E per quanto Kenneth avrebbe voluto crederlo uno scherzo, il ricordo di quell'aura rosso sangue non potè che farlo tremare dal terrore nel momento in cui, su quella "prima" pagina, lesse: "how to destroy humanity".

«Che peccato. A quanto pare sono arrivato troppo tardi.»

Commentò improvvisamente una voce, all'udire la quale Kenneth si sentì irrigidire.
Lentamente sollevò lo sguardo, incontrando nientemeno che gli impassibili occhi verdi di Ragnar Hagen.
Il ragazzo si era sporso sul bancone e ora, con il capo chino verso il basso, aveva ben chiaro quale fosse la situazione.

«Sai, ho almeno una decina di scuse pronte per casi del genere...» Disse in un sussurro. «Ma immagino che su di te non avrebbero effetto, vero? Ho sentito quello che si dice sul tuo conto, del fatto che puoi vedere le aure delle persone e capire in base al loro colore quanto siano pericolose. È davvero particolare come potere, sai?»

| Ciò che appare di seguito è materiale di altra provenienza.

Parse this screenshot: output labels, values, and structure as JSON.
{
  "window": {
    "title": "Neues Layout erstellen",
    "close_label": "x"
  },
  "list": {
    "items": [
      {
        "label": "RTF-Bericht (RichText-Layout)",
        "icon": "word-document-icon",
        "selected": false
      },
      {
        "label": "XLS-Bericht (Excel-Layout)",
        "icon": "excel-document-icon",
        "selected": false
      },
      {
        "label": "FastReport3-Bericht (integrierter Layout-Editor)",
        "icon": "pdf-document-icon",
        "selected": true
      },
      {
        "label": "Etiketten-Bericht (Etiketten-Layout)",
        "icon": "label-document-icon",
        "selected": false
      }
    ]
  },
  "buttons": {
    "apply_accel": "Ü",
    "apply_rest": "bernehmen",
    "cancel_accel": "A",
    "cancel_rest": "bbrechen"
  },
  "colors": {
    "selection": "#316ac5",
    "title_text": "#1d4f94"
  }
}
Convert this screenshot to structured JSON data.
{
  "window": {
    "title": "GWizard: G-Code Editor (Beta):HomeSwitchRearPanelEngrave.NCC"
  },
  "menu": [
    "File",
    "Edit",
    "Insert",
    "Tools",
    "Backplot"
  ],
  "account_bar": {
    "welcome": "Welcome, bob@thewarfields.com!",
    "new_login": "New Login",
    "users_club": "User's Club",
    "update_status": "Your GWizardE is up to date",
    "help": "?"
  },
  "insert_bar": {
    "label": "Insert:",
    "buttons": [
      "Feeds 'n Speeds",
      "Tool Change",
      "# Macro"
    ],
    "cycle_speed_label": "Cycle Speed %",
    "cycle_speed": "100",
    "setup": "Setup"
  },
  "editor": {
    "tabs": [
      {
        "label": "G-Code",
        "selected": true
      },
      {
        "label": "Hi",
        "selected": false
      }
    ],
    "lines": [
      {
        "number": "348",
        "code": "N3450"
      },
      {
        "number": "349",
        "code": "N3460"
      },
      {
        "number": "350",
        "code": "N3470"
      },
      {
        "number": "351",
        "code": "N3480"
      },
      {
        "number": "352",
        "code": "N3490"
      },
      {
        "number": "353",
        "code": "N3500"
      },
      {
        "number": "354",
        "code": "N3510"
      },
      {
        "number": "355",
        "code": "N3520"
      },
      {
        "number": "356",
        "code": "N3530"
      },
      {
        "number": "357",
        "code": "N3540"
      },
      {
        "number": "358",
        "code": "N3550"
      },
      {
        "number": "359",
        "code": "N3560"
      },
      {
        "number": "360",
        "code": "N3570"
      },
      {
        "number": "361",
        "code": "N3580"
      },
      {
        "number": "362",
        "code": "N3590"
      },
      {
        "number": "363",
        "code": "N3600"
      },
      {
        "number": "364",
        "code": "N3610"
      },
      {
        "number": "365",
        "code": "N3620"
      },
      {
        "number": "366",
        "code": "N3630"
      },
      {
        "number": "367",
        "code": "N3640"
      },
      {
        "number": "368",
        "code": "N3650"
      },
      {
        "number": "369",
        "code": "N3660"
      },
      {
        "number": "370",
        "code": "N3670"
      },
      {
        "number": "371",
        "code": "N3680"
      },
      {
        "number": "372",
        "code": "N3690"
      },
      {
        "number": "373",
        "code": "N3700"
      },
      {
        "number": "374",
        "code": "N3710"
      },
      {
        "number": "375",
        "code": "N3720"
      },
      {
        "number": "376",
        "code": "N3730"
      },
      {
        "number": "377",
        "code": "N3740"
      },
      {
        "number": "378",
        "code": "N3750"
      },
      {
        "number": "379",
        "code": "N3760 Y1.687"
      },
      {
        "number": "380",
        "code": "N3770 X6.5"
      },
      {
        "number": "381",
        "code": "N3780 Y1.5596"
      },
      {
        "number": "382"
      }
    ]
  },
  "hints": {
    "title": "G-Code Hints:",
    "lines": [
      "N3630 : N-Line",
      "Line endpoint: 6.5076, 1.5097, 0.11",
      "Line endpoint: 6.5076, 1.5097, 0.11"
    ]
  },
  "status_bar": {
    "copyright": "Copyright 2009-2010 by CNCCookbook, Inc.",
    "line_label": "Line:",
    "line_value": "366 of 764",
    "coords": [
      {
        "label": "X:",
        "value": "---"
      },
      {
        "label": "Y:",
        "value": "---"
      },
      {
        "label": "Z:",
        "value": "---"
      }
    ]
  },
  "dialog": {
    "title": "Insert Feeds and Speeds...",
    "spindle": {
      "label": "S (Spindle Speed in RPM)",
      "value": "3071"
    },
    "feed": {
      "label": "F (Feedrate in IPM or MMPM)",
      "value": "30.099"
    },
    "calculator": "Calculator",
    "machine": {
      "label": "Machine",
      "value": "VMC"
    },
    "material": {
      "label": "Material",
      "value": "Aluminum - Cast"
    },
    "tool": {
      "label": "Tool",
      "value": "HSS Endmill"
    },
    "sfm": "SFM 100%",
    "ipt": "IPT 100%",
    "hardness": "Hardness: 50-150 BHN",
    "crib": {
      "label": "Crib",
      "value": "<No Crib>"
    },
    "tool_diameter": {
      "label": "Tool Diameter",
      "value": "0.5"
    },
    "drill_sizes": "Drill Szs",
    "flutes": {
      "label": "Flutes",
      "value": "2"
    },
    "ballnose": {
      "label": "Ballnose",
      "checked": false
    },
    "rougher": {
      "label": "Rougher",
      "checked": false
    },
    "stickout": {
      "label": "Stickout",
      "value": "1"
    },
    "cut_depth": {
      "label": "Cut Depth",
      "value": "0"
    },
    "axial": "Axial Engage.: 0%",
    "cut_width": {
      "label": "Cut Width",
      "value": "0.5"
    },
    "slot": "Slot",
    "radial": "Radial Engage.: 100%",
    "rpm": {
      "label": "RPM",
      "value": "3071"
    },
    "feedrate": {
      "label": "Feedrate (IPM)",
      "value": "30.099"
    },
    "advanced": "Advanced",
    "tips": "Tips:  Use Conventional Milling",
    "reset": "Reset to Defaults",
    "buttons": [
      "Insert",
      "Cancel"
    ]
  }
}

A quel punto allungò una mano, come per chiedergli di ridargli il quaderno. Senza dire una parola, Kenneth glielo consegnò.

«Senti...» Continuò solo pochi istanti dopo, mentre si stava sistemando lo zaino sulle spalle, sollevando improvvisamente i suoi occhi di smeraldo per incontrare quelli cobalto del mezzelfo. «Me lo sono sempre chiesto: di che colore è la mia anima?»